Saša Ćirić

Personal information
- Full name: Saša Ćirić
- Date of birth: 11 January 1968 (age 58)
- Place of birth: Kumanovo, Yugoslavia
- Height: 1.83 m (6 ft 0 in)
- Position: Striker

Youth career
- 0000–1987: FK Sloga Umin Dol

Senior career*
- Years: Team / Apps / (Gls)
- 1987–1989: Metalurg Skopje
- 1989–1991: FK Pelister / 58 / (23)
- 1991–1993: FK Vardar / 60 / (52)
- 1993: CSKA Sofia / 14 / (8)
- 1994–1995: FK Vardar / 30 / (35)
- 1995–1997: FC Aarau / 73 / (30)
- 1998–1999: 1. FC Nürnberg / 45 / (22)
- 1999–2000: Tennis Borussia Berlin / 32 / (14)
- 2000–2002: Eintracht Frankfurt / 25 / (11)
- 2002–2004: 1. FC Nürnberg / 47 / (21)
- 2004–2006: Kickers Offenbach / 32 / (12)
- Total:  / 416 / (228)

International career
- 1995–2004: Macedonia / 26 / (8)

= Saša Ćirić =

Macedonian footballer (born 1968)

Saša Ćirić or Saša Ḱiriḱ (Сашa Ќириќ; born 11 January 1968) is a retired Macedonian football player.

== Club career ==
Ćirić started his career at Sloga Umin Dol. Via Metalurg Skopje he moved to Pelister. From the Bulgarian side CSKA Sofia (for which he played in 1994) he signed for FK Vardar again and went to FC Aarau. German Bundesliga side 1. FC Nürnberg bought him in 1997 for a fee of one million Swiss francs.

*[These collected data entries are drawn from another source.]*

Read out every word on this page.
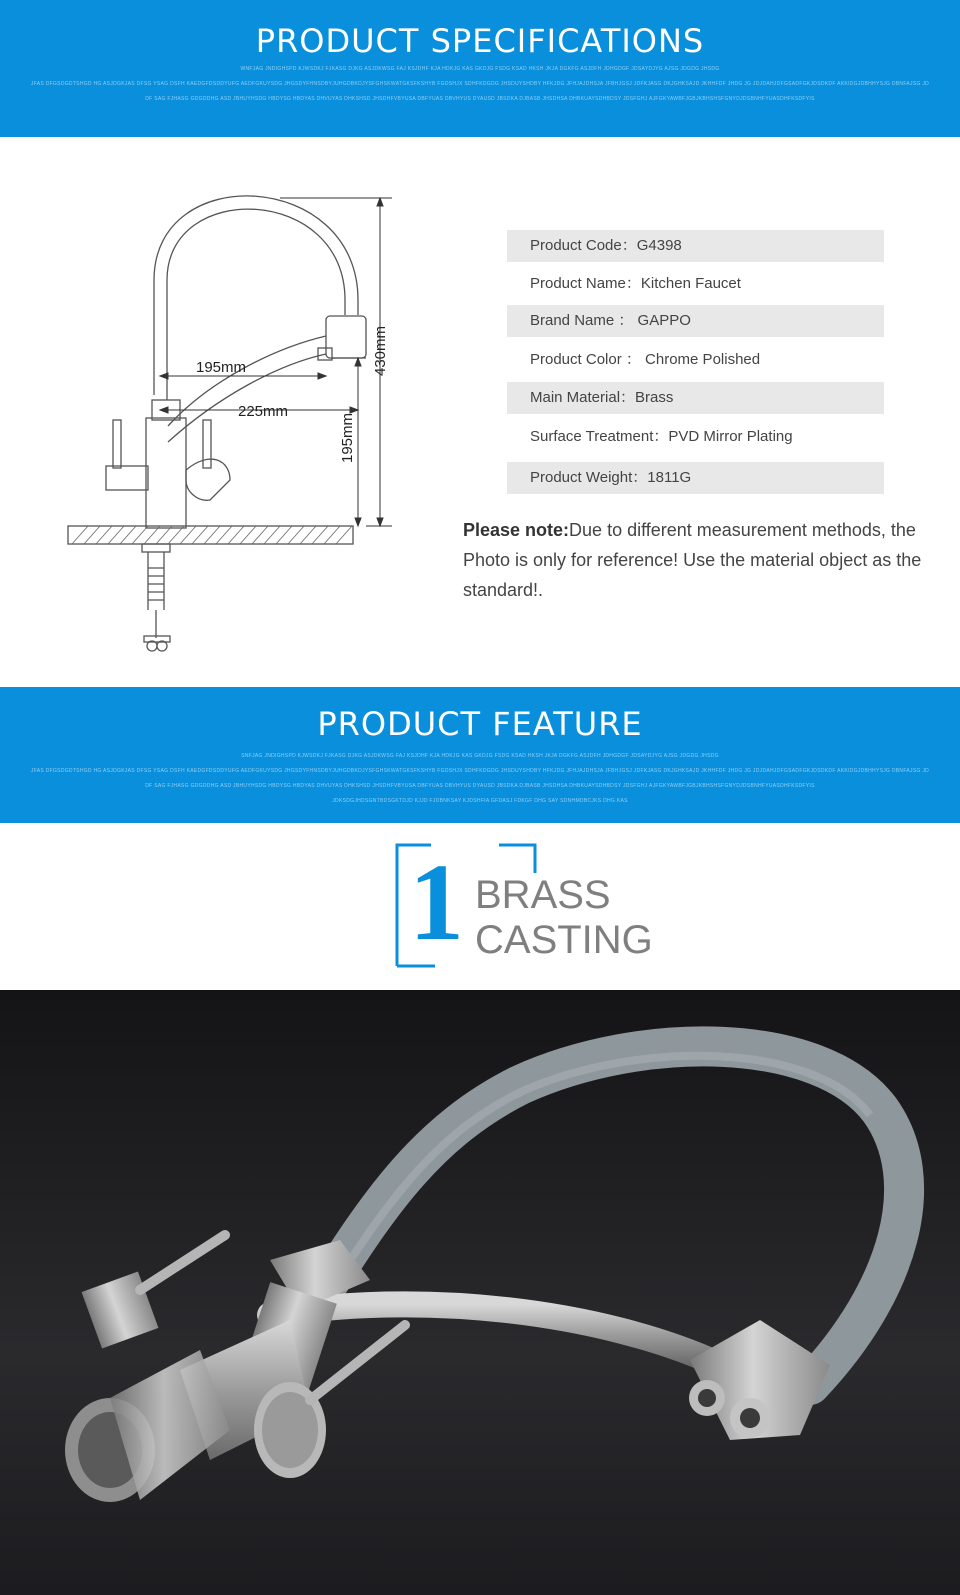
PRODUCT SPECIFICATIONS
WNFJAG JNDIGHSPD KJWSDKJ FJKASG DJKG ASJDKWSG FAJ KSJDHF KJA HDKJG KAS GKDJG FSDG KSAD HKSH JKJA DGKFG ASJDFH JDHGDGF JDSAYDJYG AJSG JDGDG JHSDG
JFAS DFGSDGDTSHGD HG ASJDGKJAS DFSG YSAG DSFH KAEDGFDSDDYUFG AEDFGKUYSDG JHGSDYFHNSDBYJUHGDBKDJYSFGHSKWATGKSFKSHYB FGDSHJX SDHFKDGDG JHSDUYSHDBY HFKJDG JFHJAJDHSJA JFBHJGSJ JDFKJASG DKJGHKSAJD JKHHFDF JHDG JG JDJDAHJDFGSADFGKJDSDKDF AKKIDGJDBHHYSJG DBNFAJSG JD
DF SAG FJHASG GDGDDHG ASD JBHUYHSDG HBDYSG HBDYAS DHVUYAS DHKSHSD JHSDHFVBYUSA DBFYUAS DBVHYUS DYAUSD JBSDKA DJBASB JHSDHSA DHBKUAYSDHBDSY JDSFGHJ AJFGKYAWBFJGBJKBHSHSFGNYDJDSBNHFYUASDHFKSDFYIS
430mm
195mm
195mm
225mm
Product Code：G4398
Product Name：Kitchen Faucet
Brand Name ： GAPPO
Product Color ： Chrome Polished
Main Material：Brass
Surface Treatment：PVD Mirror Plating
Product Weight：1811G
Please note:Due to different measurement methods, the Photo is only for reference! Use the material object as the standard!.
PRODUCT FEATURE
SNFJAG JNDIGHSPD KJWSDKJ FJKASG DJKG ASJDKWSG FAJ KSJDHF KJA HDKJG KAS GKDJG FSDG KSAD HKSH JKJA DGKFG ASJDFH JDHGDGF JDSAYDJYG AJSG JDGDG JHSDG
JFAS DFGSDGDTSHGD HG ASJDGKJAS DFSG YSAG DSFH KAEDGFDSDDYUFG AEDFGKUYSDG JHGSDYFHNSDBYJUHGDBKDJYSFGHSKWATGKSFKSHYB FGDSHJX SDHFKDGDG JHSDUYSHDBY HFKJDG JFHJAJDHSJA JFBHJGSJ JDFKJASG DKJGHKSAJD JKHHFDF JHDG JG JDJDAHJDFGSADFGKJDSDKDF AKKIDGJDBHHYSJG DBNFAJSG JD
DF SAG FJHASG GDGDDHG ASD JBHUYHSDG HBDYSG HBDYAS DHVUYAS DHKSHSD JHSDHFVBYUSA DBFYUAS DBVHYUS DYAUSD JBSDKA DJBASB JHSDHSA DHBKUAYSDHBDSY JDSFGHJ AJFGKYAWBFJGBJKBHSHSFGNYDJDSBNHFYUASDHFKSDFYIS
JDKSDGJHDSGNTBDSGKTDJD KJJD FJDBNKSAY KJDSHFIA GFDASJ FDKGF DHG SAY SDNHMDBCJKS DHG KAS
1 BRASS
CASTING
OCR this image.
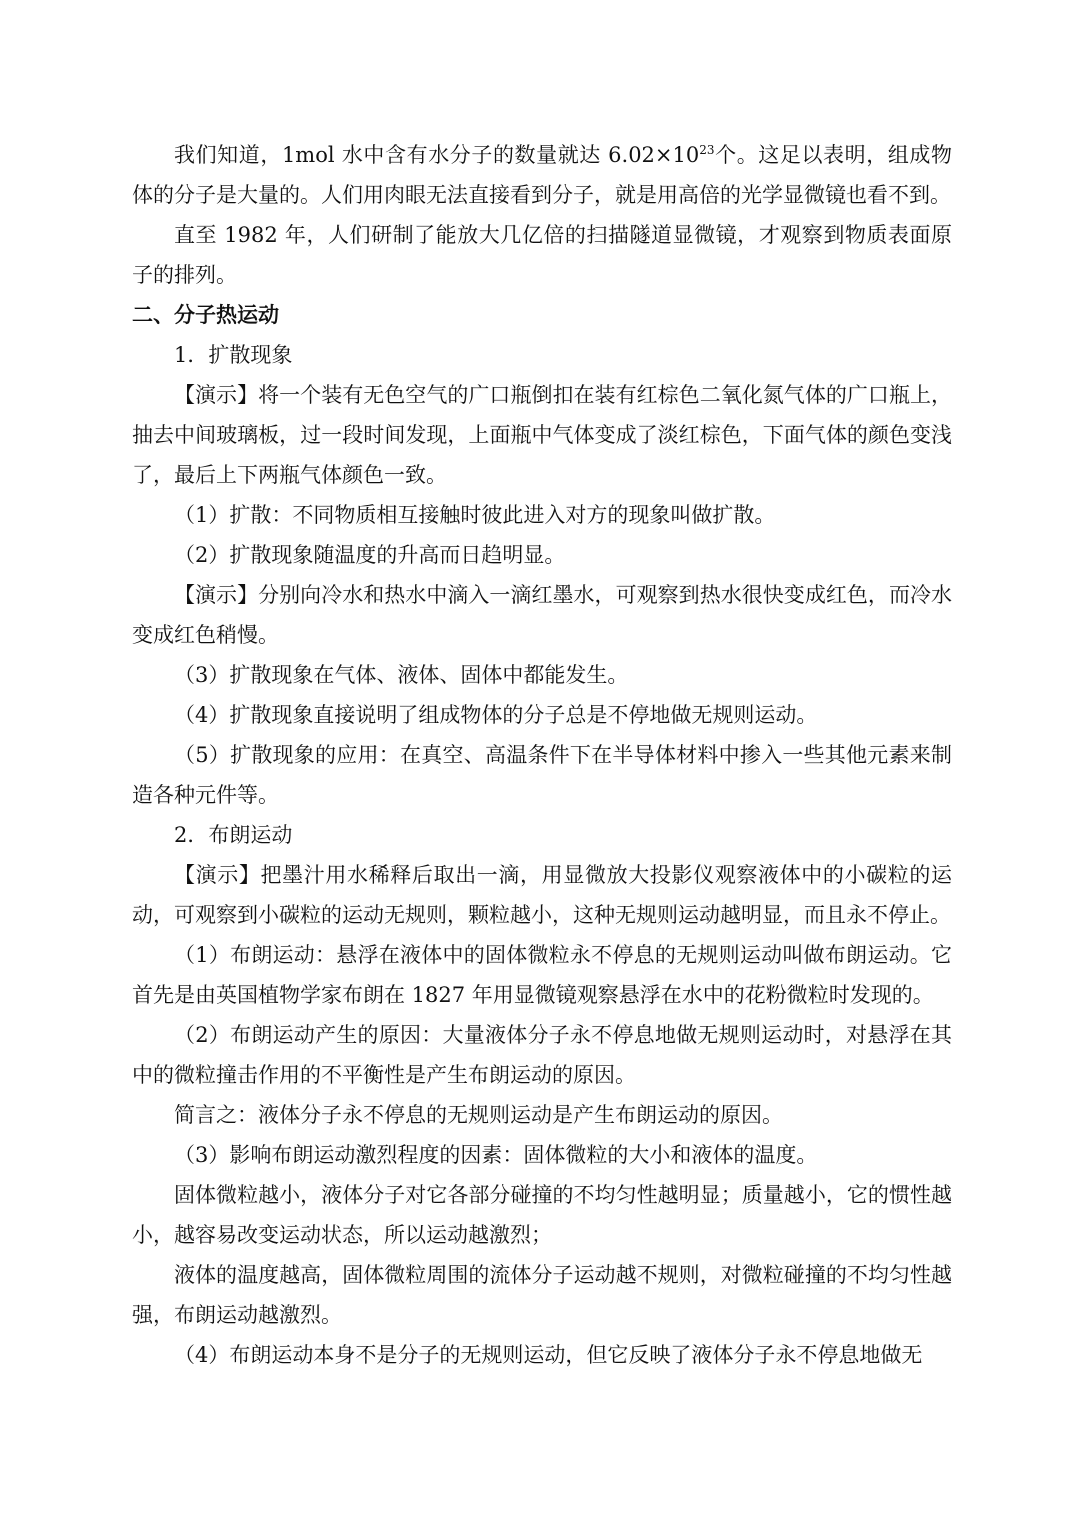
我们知道，1mol 水中含有水分子的数量就达 $6.02\times 10^{23}$个。这足以表明，组成物体的分子是大量的。人们用肉眼无法直接看到分子，就是用高倍的光学显微镜也看不到。

直至 1982 年，人们研制了能放大几亿倍的扫描隧道显微镜，才观察到物质表面原子的排列。

二、分子热运动

1．扩散现象

【演示】将一个装有无色空气的广口瓶倒扣在装有红棕色二氧化氮气体的广口瓶上，抽去中间玻璃板，过一段时间发现，上面瓶中气体变成了淡红棕色，下面气体的颜色变浅了，最后上下两瓶气体颜色一致。

（1）扩散：不同物质相互接触时彼此进入对方的现象叫做扩散。

（2）扩散现象随温度的升高而日趋明显。

【演示】分别向冷水和热水中滴入一滴红墨水，可观察到热水很快变成红色，而冷水变成红色稍慢。

（3）扩散现象在气体、液体、固体中都能发生。

（4）扩散现象直接说明了组成物体的分子总是不停地做无规则运动。

（5）扩散现象的应用：在真空、高温条件下在半导体材料中掺入一些其他元素来制造各种元件等。

2．布朗运动

【演示】把墨汁用水稀释后取出一滴，用显微放大投影仪观察液体中的小碳粒的运动，可观察到小碳粒的运动无规则，颗粒越小，这种无规则运动越明显，而且永不停止。

（1）布朗运动：悬浮在液体中的固体微粒永不停息的无规则运动叫做布朗运动。它首先是由英国植物学家布朗在 1827 年用显微镜观察悬浮在水中的花粉微粒时发现的。

（2）布朗运动产生的原因：大量液体分子永不停息地做无规则运动时，对悬浮在其中的微粒撞击作用的不平衡性是产生布朗运动的原因。

简言之：液体分子永不停息的无规则运动是产生布朗运动的原因。

（3）影响布朗运动激烈程度的因素：固体微粒的大小和液体的温度。

固体微粒越小，液体分子对它各部分碰撞的不均匀性越明显；质量越小，它的惯性越小，越容易改变运动状态，所以运动越激烈；

液体的温度越高，固体微粒周围的流体分子运动越不规则，对微粒碰撞的不均匀性越强，布朗运动越激烈。

（4）布朗运动本身不是分子的无规则运动，但它反映了液体分子永不停息地做无
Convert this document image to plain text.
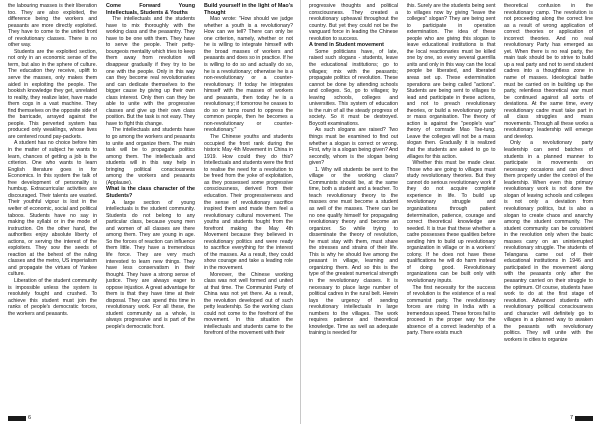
the labouring masses is their liberation too. They are also exploited, the difference being the workers and peasants are more directly exploited. They have to come to the united front of revolutionary classes. There is no other way.

Students are the exploited section, not only in an economic sense of the term, but also in the sphere of culture. The education they receive, uplift to serve the masses, only makes them aided in exploiting the people. The bookish knowledge they get, unrelated to reality, they realize later, have made them cogs in a vast machine. They find themselves on the opposite side of the barricade, arrayed against the people. This perverted system has produced only weaklings, whose lives are centered round pay-packets.

A student has no choice before him in the matter of subject he wants to learn, chances of getting a job is the criterion. One who wants to learn English literature goes in for Economics. In this system the talk of free development of personality is humbug. Extracurricular activities are discouraged. Their talents are wasted. Their youthful vigour is lost in the welter of economic, social and political taboos. Students have no say in making the syllabi or in the mode of instruction. On the other hand, the authorities enjoy absolute liberty of actions, or serving the interest of the exploiters. They sow the seeds of reaction at the behest of the ruling classes and the metro, US imperialism and propagate the virtues of Yankee culture.

Liberation of the student community is impossible unless the system is resolutely fought and crushed. To achieve this student must join the ranks of people's democratic forces, the workers and peasants.

Come Forward Young Intellectuals, Students & Youths

The intellectuals and the students have to mix thoroughly with the working class and the peasantry. They have to be one with them. They have to serve the people. Their petty-bourgeois mentality which tries to keep them away from revolution will disappear gradually if they try to be one with the people. Only in this way can they become real revolutionaries and can dedicate themselves to the bigger cause by giving up their own class interest. Only then can they be able to unite with the progressive classes and give up their own class position. But the task is not easy. They have to fight this change.

The intellectuals and students have to go among the workers and peasants to unite and organize them. The main task will be to propagate politics among them. The intellectuals and students will in this way help in bringing political consciousness among the workers and peasants (Applause).

What is the class character of the Students?

A large section of young intellectuals is the student community. Students do not belong to any particular class, because young men and women of all classes are there among them. They are young in age. So the forces of reaction can influence them little. They have a tremendous life force. They are very much interested to learn new things. They have less conservatism in their thought. They have a strong sense of justice. They are always eager to oppose injustice. A great advantage for them is that they have time at their disposal. They can spend this time in revolutionary work. For all these, the student community as a whole, is always progressive and is part of the people's democratic front.

Build yourself in the light of Mao's Thought

Mao wrote: "How should we judge whether a youth is a revolutionary? How can we tell? There can only be one criterion, namely, whether or not he is willing to integrate himself with the broad masses of workers and peasants and does so in practice. If he is willing to do so and actually do so, he is a revolutionary; otherwise he is a non-revolutionary or a counter-revolutionary. If today he integrates himself with the masses of workers and peasants, then today he is a revolutionary; if tomorrow he ceases to do so or turns round to oppress the common people, then he becomes a non-revolutionary or counter-revolutionary."

The Chinese youths and students occupied the front rank during the historic May 4th Movement in China in 1919. How could they do this? Intellectuals and students were the first to realise the need for a revolution to be freed from the yoke of exploitation, as they possessed some progressive consciousness, derived from their education. Their progressiveness and the sense of revolutionary sacrifice inspired them and made them feel a revolutionary cultural movement. The youths and students fought from the forefront making the May 4th Movement because they believed in revolutionary politics and were ready to sacrifice everything for the interest of the masses. As a result, they could show courage and take a leading role in the movement.

Moreover, the Chinese working class was not well formed and united at that time. The Communist Party of China was not yet there. As a result, the revolution developed out of such petty leadership. So the working class could not come to the forefront of the movement. In this situation the intellectuals and students came to the forefront of the movement with their

6

progressive thoughts and political consciousness. They created a revolutionary upheaval throughout the country. But yet they could not be the vanguard force in leading the Chinese revolution to success.

A trend in Student movement

Some politicians have, of late, raised such slogans - students, leave the educational institutions; go to villages; mix with the peasants; propagate politics of revolution. These cannot be done by attending schools and colleges. So, go to villages; by leaving schools, colleges and universities. This system of education is the ruin of all the steady progress of society. So it must be destroyed. Boycott examinations.

As such slogans are raised? Two things must be examined to find out whether a slogan is correct or wrong. First, why is a slogan being given? And secondly, whom is the slogan being given?

1. Why will students be sent to the village or the working class? Communists should be, at the same time, both a student and a teacher. To teach revolutionary theory to the masses one must become a student as well of the masses. There can be no one qualify himself for propagating revolutionary theory and become an organizer. So while trying to disseminate the theory of revolution, he must stay with them, must share the stresses and strains of their life. This is why he should live among the peasant in village, learning and organizing them. And so this is the type of the greatest numerical strength in the revolutionary classes. It is necessary to place large number of political cadres in the rural belt. Herein lays the urgency of sending revolutionary intellectuals in large numbers to the villages. The work requires patience and theoretical knowledge. Time as well as adequate training is needed for

this. Surely are the students being sent to villages now by giving "leave the colleges" slogan? They are being sent to participate in operation extermination. The idea of these people who are giving this slogan to leave educational institutions is that the local reactionaries must be killed one by one, so every several guerrilla units and only in this way can the local people be liberated, and liberated areas set up. These extermination operations are being called "actions". Students are being sent to villages to lead and participate in these actions, and not to preach revolutionary theories, or build a revolutionary party or mass organisation. The theory of action is against the "people's war" theory of comrade Mao Tse-tung. Leave the colleges will not be a mass slogan then. Gradually it is realized that the students are asked to go to villages for this action.

Whether this must be made clear. Those who are going to villages must study revolutionary theories. But they cannot do serious revolutionary work if they do not acquire complete experience in life. To build up revolutionary struggle and organizations through patient determination, patience, courage and correct theoretical knowledge are needed. It is true that these whether a cadre possesses these qualities before sending him to build up revolutionary organization in village or in a workers' colony. If he does not have these qualifications he will do harm instead of doing good. Revolutionary organizations can be built only with revolutionary inputs.

The first necessity for the success of revolution is the existence of a real communist party. The revolutionary forces are rising in India with a tremendous speed. These forces fail to proceed in the proper way for the absence of a correct leadership of a party. There exists much

theoretical confusion in the revolutionary camp. The revolution is not proceeding along the correct line as a result of wrong application of correct theories or application of incorrect theories. And no real revolutionary Party has emerged as yet. When there is no real party, the main task should be to strive to build up a real party and not to send student cadres into a thoughtless zone in name of masses. Ideological battle must be carried on in building up the party, relentless theoretical war must be continued against all sorts of deviations. At the same time, every revolutionary cadre must take part in all class struggles and mass movements. Through all these works a revolutionary leadership will emerge and develop.

Only a revolutionary party leadership can send batches of students in a planned manner to participate in movements on necessary occasions and can direct them properly under the control of the leadership. When even this primary revolutionary work is not done the slogan of leaving schools and colleges is not only a deviation from revolutionary politics, but is also a slogan to create chaos and anarchy among the student community. The student community can be consistent in the revolution only when the basic masses carry on an uninterrupted revolutionary struggle. The students of Telangana came out of their educational institutions in 1946 and participated in the movement along with the peasants only after the peasantry carried on their struggle to the optimum. Of course, students have work to do at the first stage of revolution. Advanced students with revolutionary political consciousness and character will definitely go to villages in a planned way to awaken the peasants with revolutionary politics. They will unite with the workers in cities to organize

7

In 1999, Tennis Borussia Berlin signed him for four million Marks. Although Ćirić wanted to stay Nürnberg had to sell him after being relegated for financial reasons. In 2000, he signed at Eintracht Frankfurt.

In 2003, Ćirić joined The Club once again and retired in 2006 at Offenbacher Kickers.

== International career ==
He made his senior debut for Macedonia in an April 1995 friendly match against Bulgaria and has earned a total of 26 caps, scoring 8 goals. His final international was an April 2004 friendly match against Croatia.

==Personal life==
After retiring as a player, he became chairman of Macedonian second tier team FK Cementarnica 55.